11.39 How Dominicus of Comminges claimed that he had undertaken a secret pilgrimage to the tomb of Saint Cuthbert


Yet, no man can follow where others do not lead. Dominicus of Comminges wished to travel to the northern part of the kingdom of the Angles and Saxons for it was the birthday of the father of his wife. This man was renowned for having even stranger views than his son-in-law. He claimed that the aristocracy were naturally more intelligent, by virtue of their high birth, than their commoners. While this is certainly the case for some of the most notable senatorial families of Gaul, in the case of Dominicus’ father-in-law his every utterance seemed resolutely to refute his own contention. But let that be enough of this foolish fellow. So it happened that Dominicus, his wife and their child packed their belongings into an old cart and travelled secretly up the great high road to the northern lands. Meanwhile, to disguise this violation of the Council’s decree, his wife wrote short tractates for the chronicle which is called ‘Spectator’, describing with manifold disingenuous groans the woes of their life, sheltering in their house in Londinium. This chronicle is, if anything, even more supportive of the cause of the Right Bastards than the Telegraph but owes its name to a similar cause, for its writers (of whom Boris son of John had once been the chief) can only be said to watch the doings of honest folk from outside the society of such people. Thus Dominicus came to the County of Durham and the seat of his wife’s family. Shortly afterwards it so happened that it was his wife’s birthday and to celebrate this the family set out again in their cart to somewhere called Castellum Bernardi. I do not know why they did this, although Agiulf, who has visited this place in order to look for treatises on the history of the church, told me there is a nice little café there and that the castellum itself is quite interesting if you like that sort of thing. At this I was yet again compelled to reprimand my deacon with severe words, saying that he was supposed to have gone there to look for learned sustenance for us all and for works that might instruct us about the eternal achievements of the holy, not to fill his stomach with cake and stand around gawping at the ruined works of men, even if the fourteenth-century great hall is particularly well preserved. Be all that as it may, Dominicus returned to Londinium thinking his plan had worked.
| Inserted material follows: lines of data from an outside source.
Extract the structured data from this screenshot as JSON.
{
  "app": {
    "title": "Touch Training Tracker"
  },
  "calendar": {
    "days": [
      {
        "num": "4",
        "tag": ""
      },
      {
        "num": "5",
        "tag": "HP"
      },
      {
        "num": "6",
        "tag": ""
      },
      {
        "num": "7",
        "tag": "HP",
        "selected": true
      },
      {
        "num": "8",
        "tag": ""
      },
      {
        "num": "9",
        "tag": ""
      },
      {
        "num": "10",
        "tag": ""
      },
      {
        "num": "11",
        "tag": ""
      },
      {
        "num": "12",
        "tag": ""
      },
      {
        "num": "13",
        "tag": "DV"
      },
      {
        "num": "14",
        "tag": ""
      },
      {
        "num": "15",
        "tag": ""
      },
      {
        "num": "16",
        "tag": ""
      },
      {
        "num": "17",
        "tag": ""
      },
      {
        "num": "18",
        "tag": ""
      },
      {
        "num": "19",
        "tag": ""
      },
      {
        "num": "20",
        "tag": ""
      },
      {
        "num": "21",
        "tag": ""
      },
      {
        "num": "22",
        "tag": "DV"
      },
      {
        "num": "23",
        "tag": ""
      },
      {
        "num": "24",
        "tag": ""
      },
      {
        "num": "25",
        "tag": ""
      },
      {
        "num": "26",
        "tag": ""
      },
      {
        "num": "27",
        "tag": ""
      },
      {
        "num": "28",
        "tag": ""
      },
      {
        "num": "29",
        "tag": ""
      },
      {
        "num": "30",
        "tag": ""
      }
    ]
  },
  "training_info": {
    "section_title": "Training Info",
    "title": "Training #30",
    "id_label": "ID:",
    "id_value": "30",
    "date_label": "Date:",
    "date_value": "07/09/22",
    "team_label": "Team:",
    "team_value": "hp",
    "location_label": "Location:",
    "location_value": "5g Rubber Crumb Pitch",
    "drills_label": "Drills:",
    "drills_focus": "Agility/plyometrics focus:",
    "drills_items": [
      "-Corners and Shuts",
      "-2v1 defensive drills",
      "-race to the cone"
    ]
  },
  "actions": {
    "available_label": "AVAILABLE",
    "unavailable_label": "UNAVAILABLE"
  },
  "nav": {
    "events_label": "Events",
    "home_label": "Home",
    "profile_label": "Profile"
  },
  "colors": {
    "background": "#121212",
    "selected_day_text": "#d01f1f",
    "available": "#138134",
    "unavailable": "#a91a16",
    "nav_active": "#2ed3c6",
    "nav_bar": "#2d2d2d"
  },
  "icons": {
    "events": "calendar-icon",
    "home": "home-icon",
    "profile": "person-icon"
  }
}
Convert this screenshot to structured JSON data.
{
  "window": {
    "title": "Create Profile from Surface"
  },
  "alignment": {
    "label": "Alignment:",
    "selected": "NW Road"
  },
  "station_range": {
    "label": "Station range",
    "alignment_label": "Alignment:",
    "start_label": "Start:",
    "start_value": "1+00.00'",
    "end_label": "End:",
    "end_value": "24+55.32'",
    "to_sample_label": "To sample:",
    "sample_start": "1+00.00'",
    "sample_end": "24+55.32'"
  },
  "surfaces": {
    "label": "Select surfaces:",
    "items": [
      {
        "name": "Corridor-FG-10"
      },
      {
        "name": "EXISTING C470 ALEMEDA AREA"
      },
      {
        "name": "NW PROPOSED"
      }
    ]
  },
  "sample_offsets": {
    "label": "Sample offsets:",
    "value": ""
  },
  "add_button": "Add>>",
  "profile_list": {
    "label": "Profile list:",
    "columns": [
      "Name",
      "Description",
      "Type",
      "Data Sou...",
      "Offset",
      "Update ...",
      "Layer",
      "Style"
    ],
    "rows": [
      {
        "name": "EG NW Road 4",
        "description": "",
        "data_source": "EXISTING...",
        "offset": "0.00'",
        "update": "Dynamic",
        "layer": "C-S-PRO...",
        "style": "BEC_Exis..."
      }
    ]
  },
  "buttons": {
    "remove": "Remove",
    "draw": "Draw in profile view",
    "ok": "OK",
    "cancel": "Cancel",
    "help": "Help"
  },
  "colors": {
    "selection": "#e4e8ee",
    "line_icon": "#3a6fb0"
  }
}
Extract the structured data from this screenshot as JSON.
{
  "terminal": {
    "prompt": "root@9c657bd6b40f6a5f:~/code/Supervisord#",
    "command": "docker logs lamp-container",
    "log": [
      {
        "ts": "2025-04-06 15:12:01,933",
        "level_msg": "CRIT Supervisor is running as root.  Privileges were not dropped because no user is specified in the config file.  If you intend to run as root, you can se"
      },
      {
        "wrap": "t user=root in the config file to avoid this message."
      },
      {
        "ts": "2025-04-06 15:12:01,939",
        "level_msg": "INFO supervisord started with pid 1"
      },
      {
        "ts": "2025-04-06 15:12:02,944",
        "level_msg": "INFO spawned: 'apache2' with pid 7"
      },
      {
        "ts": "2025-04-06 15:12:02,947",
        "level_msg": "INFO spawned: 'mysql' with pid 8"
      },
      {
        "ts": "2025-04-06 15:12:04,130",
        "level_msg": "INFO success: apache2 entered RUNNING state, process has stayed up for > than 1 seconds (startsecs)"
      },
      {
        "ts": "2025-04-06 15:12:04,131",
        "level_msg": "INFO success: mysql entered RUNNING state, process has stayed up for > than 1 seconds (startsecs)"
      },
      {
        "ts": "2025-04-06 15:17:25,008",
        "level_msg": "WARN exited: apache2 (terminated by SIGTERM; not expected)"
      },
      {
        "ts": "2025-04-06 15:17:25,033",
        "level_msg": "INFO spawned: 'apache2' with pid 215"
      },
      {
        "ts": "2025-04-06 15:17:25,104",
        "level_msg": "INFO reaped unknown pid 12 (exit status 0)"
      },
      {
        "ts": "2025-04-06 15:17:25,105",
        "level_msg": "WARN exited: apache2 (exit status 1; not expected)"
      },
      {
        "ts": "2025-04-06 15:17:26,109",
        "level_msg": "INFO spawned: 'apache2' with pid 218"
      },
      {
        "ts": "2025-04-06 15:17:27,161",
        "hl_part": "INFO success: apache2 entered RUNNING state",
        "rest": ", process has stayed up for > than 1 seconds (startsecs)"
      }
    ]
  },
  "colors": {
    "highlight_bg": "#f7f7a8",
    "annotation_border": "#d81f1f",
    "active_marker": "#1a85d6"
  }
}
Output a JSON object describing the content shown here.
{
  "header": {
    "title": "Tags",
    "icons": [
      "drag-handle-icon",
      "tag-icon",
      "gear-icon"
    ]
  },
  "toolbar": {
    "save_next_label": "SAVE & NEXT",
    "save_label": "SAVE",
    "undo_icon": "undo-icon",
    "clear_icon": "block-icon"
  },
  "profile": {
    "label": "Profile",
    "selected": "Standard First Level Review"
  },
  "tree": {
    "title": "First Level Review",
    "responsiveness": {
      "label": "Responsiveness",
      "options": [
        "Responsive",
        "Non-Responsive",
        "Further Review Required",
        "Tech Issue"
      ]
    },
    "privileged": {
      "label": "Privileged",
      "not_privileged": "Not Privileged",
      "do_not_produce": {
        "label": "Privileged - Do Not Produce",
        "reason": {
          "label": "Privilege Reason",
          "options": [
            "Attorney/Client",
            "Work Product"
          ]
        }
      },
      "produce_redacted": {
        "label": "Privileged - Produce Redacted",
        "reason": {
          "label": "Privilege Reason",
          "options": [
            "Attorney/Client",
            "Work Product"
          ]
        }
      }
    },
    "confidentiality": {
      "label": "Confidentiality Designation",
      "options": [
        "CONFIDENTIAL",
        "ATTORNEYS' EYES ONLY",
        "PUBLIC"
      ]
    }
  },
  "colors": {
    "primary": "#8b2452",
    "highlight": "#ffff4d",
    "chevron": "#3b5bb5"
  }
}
The deeds of evil men are not so easily concealed. His journey to the north somehow became known and an old man had seen him wandering about in Castellum Bernardi. So Dominicus called a conference for the chroniclers and illuminators of the realm. Such was his overweening arrogance that he held this in the rose garden of the Mayor’s house in Londonium and in so doing revealed that he was indeed the most powerful man in the land and Boris son of John merely a cipher. The chroniclers asked him why he had flaunted the laws on the land, which everyone else was enduring, whereupon the Mayor of the Mayor recounted a bizarre tale. He had felt, said he, that he was going down with the plague and so decided to undertake a pilgrimage to the tomb of Saint Cuthbert, which is in the city of Durham to seek a cure. This Cuthbert was a most holy recluse who had become a bishop towards the end of his life, rather like our Martin (though not as good, obviously). He had made the journey, Dominicus said, without once stopping for more fuel or to answer the call of nature for this would endanger others. This surprised many for the type of cart used by Dominicus was not fuel efficient, as they say, and no man had heard of a four-year-old able to endure a trip from Londinium to Durham without a single stop. Yet perhaps this was itself some sort of miracle. Then he said he had travelled to Castellum Bernardi because he had been smitten with blindness – as well he might have been, given his multitudinous sins. I, unworthy as I am, have studied the miraculous capacities of relics for many years but know of none that are located in this place that might have helped, unless, that is, the fine scones and jam of which Agiulf had spoken had some kind of unsuspected healing powers. None was able to fathom how any sane man would drive down the narrow lanes of that land at high speed while blind, with one’s family also in the cart. Indeed the speed with which he claimed to have reached the castellum was far greater than any man who was healthy in mind or body could have reached, leading some to think the cart must rather have been propelled by demons. After an hour of his perverse prating, Dominicus dismissed the chroniclers and all departed, confused beyond measure by his unbelievable tales.

As a result of this, the Angles and others started to say that they should not stay at home if the Mayor of the Mayor had journeyed abroad without penalty. There was an outcry but Boris, who was ever more obviously Dominicus’ puppet declared that the Mayor of the Mayor had told an entirely plausible story and everyone should move on. Some of the people, however started to chant a new slogan, saying that they would ‘not move on til Dom was gone.’ The chief consequence was that yet more misery befell this realm, about which I will tell you in due course.